5- “Süreci stres haline getirme” eğiliminden uzak durun: En tehlikeli kilo sabotajcılarından biri de strestir. Kilo verme sürecini stresli bir maceraya dönüştürmeyin. Stres arttıkça kortizol salgısı da artar. Fazla kortizol kilo vermeye en büyük engeldir.
Kolonoskopi her şeyi görmüyor
Kalın bağırsak kanseri ile mücadelede kolonoskopi altın bir standarttır.
Yaşı 50’yi geçen herkesin ortalama 5 ila 7 yılda bir incelemeden geçmesinde fayda var. Çünkü kalın bağırsakta oluşan tümörler çoğu zaman 5-7 yıllık bir periyottan sonra oluşuyor. Kolonoskopi hem bu tümörleri yakalıyor hem de tümöre yol açabilecek polipleri yakalayıp onları temizlemeyi sağlıyor. Ancak kolonoskopi bağırsağın içindeki biyolojiyi yani mikrobiyota yapılanmasını göremez.
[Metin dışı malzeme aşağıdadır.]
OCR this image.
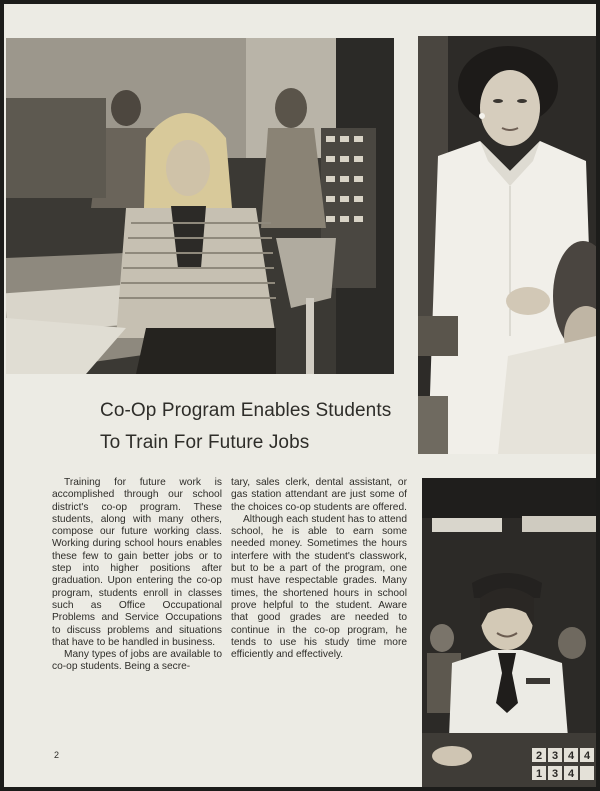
2 3 4 4
1 3 4
Co-Op Program Enables Students
To Train For Future Jobs

Training for future work is accomplished through our school district's co-op program. These students, along with many others, compose our future working class. Working during school hours enables these few to gain better jobs or to step into higher positions after graduation. Upon entering the co-op program, students enroll in classes such as Office Occupational Problems and Service Occupations to discuss problems and situations that have to be handled in business.

Many types of jobs are available to co-op students. Being a secre-

tary, sales clerk, dental assistant, or gas station attendant are just some of the choices co-op students are offered.

Although each student has to attend school, he is able to earn some needed money. Sometimes the hours interfere with the student's classwork, but to be a part of the program, one must have respectable grades. Many times, the shortened hours in school prove helpful to the student. Aware that good grades are needed to continue in the co-op program, he tends to use his study time more efficiently and effectively.

2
Bağırsakta trilyonlarca dost bakteri bizimle birlikte yaşıyor. O bakterilerin arasındaki ekolojik denge bozukluğu yani disbiyozis dediğimiz problemini ne yazık ki kolonoskopi ile asla göremiyoruz.
Fast food gıdalar kısırlık yapabiliyor
Fast food gıdaların içeriğinde çok fazla koruyucu madde, kötü (trans) yağ, nişasta bazlı fruktoz var.
Son yapılan incelemelerde elde edilen olumsuz bulgulardan biri de, bu bileşenlerin pek çok olumsuz etkilerinin yanında kısırlığa da neden olduğudur.
Özellikle doğurganlık çağındaki hanımların ve genç erkeklerin bu bilgiyi bir kenara not etmesinde fayda var. Hızla büyüyen kısırlık sorununun bir nedeni de hızla büyüyen fast food pazarı olabilir.